Understanding Kyoto’s advanced learning requires prerequisite knowledge and cultural background—a “bandwidth.” In other words, no matter how high-quality the information, it’s meaningless if it exceeds the receiver’s processing capacity.
On the other hand, the experience of napping in Kyoto is “raw information” where you can directly observe the atmosphere and people’s behavior.
Even though the information quantity is small, noise is almost zero, and you can fully digest it with your own processing capacity.

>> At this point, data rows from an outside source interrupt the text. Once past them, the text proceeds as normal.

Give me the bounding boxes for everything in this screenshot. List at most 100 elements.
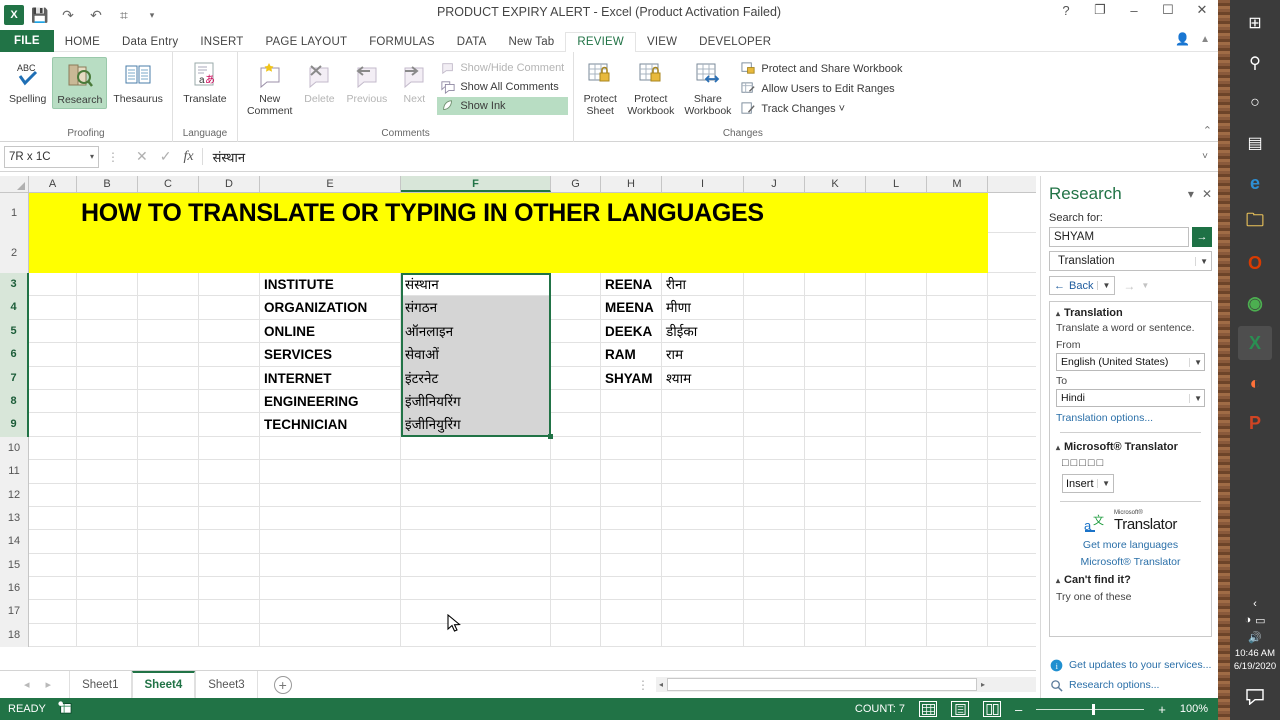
cell-C3[interactable] (138, 273, 199, 296)
cell-H14[interactable] (601, 530, 662, 553)
cell-G14[interactable] (551, 530, 601, 553)
cell-M13[interactable] (927, 507, 988, 530)
cell-A16[interactable] (29, 577, 77, 600)
cell-C11[interactable] (138, 460, 199, 483)
cell-H7[interactable]: SHYAM (601, 367, 662, 390)
cell-H9[interactable] (601, 413, 662, 436)
row-header-17[interactable]: 17 (0, 600, 29, 623)
cell-I10[interactable] (662, 437, 744, 460)
ribbon-tab-review[interactable]: REVIEW (565, 32, 636, 53)
cortana-icon[interactable]: ○ (1238, 86, 1272, 120)
get-more-languages-link[interactable]: Get more languages (1056, 539, 1205, 551)
cell-L5[interactable] (866, 320, 927, 343)
cell-L16[interactable] (866, 577, 927, 600)
cell-F4[interactable]: संगठन (401, 296, 551, 319)
cell-K16[interactable] (805, 577, 866, 600)
cell-F15[interactable] (401, 554, 551, 577)
insert-button[interactable]: Insert ▼ (1062, 474, 1114, 493)
ribbon-collapse-caret[interactable]: ▲ (1200, 34, 1210, 45)
cell-H17[interactable] (601, 600, 662, 623)
hscroll-right-button[interactable]: ▸ (978, 680, 988, 689)
column-header-D[interactable]: D (199, 176, 260, 192)
cell-A13[interactable] (29, 507, 77, 530)
volume-icon[interactable]: 🔊 (1233, 631, 1277, 644)
sheet-tab-sheet1[interactable]: Sheet1 (69, 671, 131, 699)
cell-G18[interactable] (551, 624, 601, 647)
cell-M6[interactable] (927, 343, 988, 366)
cell-G9[interactable] (551, 413, 601, 436)
office-icon[interactable]: O (1238, 246, 1272, 280)
cell-F12[interactable] (401, 484, 551, 507)
microsoft-translator-header[interactable]: ▴ Microsoft® Translator (1056, 441, 1205, 453)
banner-title[interactable]: HOW TO TRANSLATE OR TYPING IN OTHER LANG… (29, 193, 988, 233)
cell-G12[interactable] (551, 484, 601, 507)
first-sheet-button[interactable]: ◂ (24, 678, 30, 691)
cell-E5[interactable]: ONLINE (260, 320, 401, 343)
cell-A4[interactable] (29, 296, 77, 319)
ribbon-tab-data-entry[interactable]: Data Entry (111, 33, 189, 52)
cell-A17[interactable] (29, 600, 77, 623)
file-explorer-icon[interactable]: 🗀 (1238, 206, 1272, 240)
cell-I9[interactable] (662, 413, 744, 436)
excel-taskbar-icon[interactable]: X (1238, 326, 1272, 360)
column-header-F[interactable]: F (401, 176, 551, 192)
cell-G15[interactable] (551, 554, 601, 577)
battery-icon[interactable]: ▭ (1255, 614, 1265, 627)
forward-button[interactable]: → ▼ (1119, 279, 1149, 293)
cell-D11[interactable] (199, 460, 260, 483)
cell-K8[interactable] (805, 390, 866, 413)
zoom-level[interactable]: 100% (1180, 703, 1208, 715)
cell-G8[interactable] (551, 390, 601, 413)
zoom-slider-thumb[interactable] (1092, 704, 1095, 715)
cell-C7[interactable] (138, 367, 199, 390)
column-header-J[interactable]: J (744, 176, 805, 192)
row-header-12[interactable]: 12 (0, 484, 29, 507)
cell-E8[interactable]: ENGINEERING (260, 390, 401, 413)
ribbon-tab-new-tab[interactable]: New Tab (497, 33, 565, 52)
cell-G13[interactable] (551, 507, 601, 530)
cell-M4[interactable] (927, 296, 988, 319)
minimize-button[interactable]: – (1124, 3, 1144, 18)
row-header-16[interactable]: 16 (0, 577, 29, 600)
sheet-tab-sheet4[interactable]: Sheet4 (132, 671, 196, 699)
cell-F10[interactable] (401, 437, 551, 460)
cell-B10[interactable] (77, 437, 138, 460)
cell-I13[interactable] (662, 507, 744, 530)
cell-D4[interactable] (199, 296, 260, 319)
cell-D10[interactable] (199, 437, 260, 460)
expand-formula-bar-icon[interactable]: ˅ (1202, 151, 1212, 162)
cell-J7[interactable] (744, 367, 805, 390)
show-hide-comment-button[interactable]: Show/Hide Comment (437, 59, 568, 77)
column-header-E[interactable]: E (260, 176, 401, 192)
cell-H16[interactable] (601, 577, 662, 600)
cell-G10[interactable] (551, 437, 601, 460)
track-changes-button[interactable]: Track Changes ˅ (737, 99, 906, 118)
wifi-icon[interactable]: ◑ (1244, 614, 1251, 627)
cell-D8[interactable] (199, 390, 260, 413)
back-history-caret-icon[interactable]: ▼ (1097, 281, 1110, 290)
cell-C17[interactable] (138, 600, 199, 623)
column-header-B[interactable]: B (77, 176, 138, 192)
cell-F14[interactable] (401, 530, 551, 553)
horizontal-scroll-thumb[interactable] (667, 678, 977, 691)
cell-K18[interactable] (805, 624, 866, 647)
cell-C15[interactable] (138, 554, 199, 577)
action-center-icon[interactable] (1238, 680, 1272, 714)
cell-C9[interactable] (138, 413, 199, 436)
translator-collapse-triangle-icon[interactable]: ▴ (1056, 443, 1060, 452)
research-service-select[interactable]: Translation ▼ (1049, 251, 1212, 271)
cell-C6[interactable] (138, 343, 199, 366)
cell-D16[interactable] (199, 577, 260, 600)
row-header-11[interactable]: 11 (0, 460, 29, 483)
row-header-7[interactable]: 7 (0, 367, 29, 390)
clock[interactable]: 10:46 AM 6/19/2020 (1234, 648, 1276, 674)
ribbon-tab-page-layout[interactable]: PAGE LAYOUT (255, 33, 359, 52)
hscroll-left-button[interactable]: ◂ (656, 680, 666, 689)
select-all-button[interactable] (0, 176, 29, 192)
page-layout-view-icon[interactable] (951, 701, 969, 717)
cell-A11[interactable] (29, 460, 77, 483)
cell-M16[interactable] (927, 577, 988, 600)
cell-I18[interactable] (662, 624, 744, 647)
ribbon-display-options-button[interactable]: ❐ (1090, 2, 1110, 18)
forward-history-caret-icon[interactable]: ▼ (1141, 281, 1149, 290)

Calculating this yields interesting results. Information with quality 30 and noise 5 from nearby often has higher effective information acquisition than distant information with quality 100 and noise 70.
This proverb pointed out hundreds of years ago the importance of comprehensive evaluation that includes not just information “quality” but also “transmission efficiency” and “processability.”
Lessons for Today
What this proverb teaches you today is the importance of actively choosing your growth environment.
In this era, environmental choices have expanded infinitely beyond just physical location. They include online communities, projects you participate in, and people you associate with.
What matters is not being satisfied with where you are now, but seeking more stimulating and diverse environments.
If you only spend time with people who think the same way, your perspective won’t broaden. Sometimes you need to deliberately jump into places where you feel uncomfortable.
That discomfort and confusion becomes the nourishment that makes you grow.
Also, this proverb warns against superficial studying. Studying for certification exams and memorizing knowledge are important, but they’re not enough by themselves.
See actual workplaces, talk with people from different industries, join new communities. Such practical experiences breathe life into the knowledge you’ve learned.
Your potential changes greatly depending on the environment you choose. Stop occasionally and think about whether where you are now is optimal.
And if necessary, have the courage to step into a new world.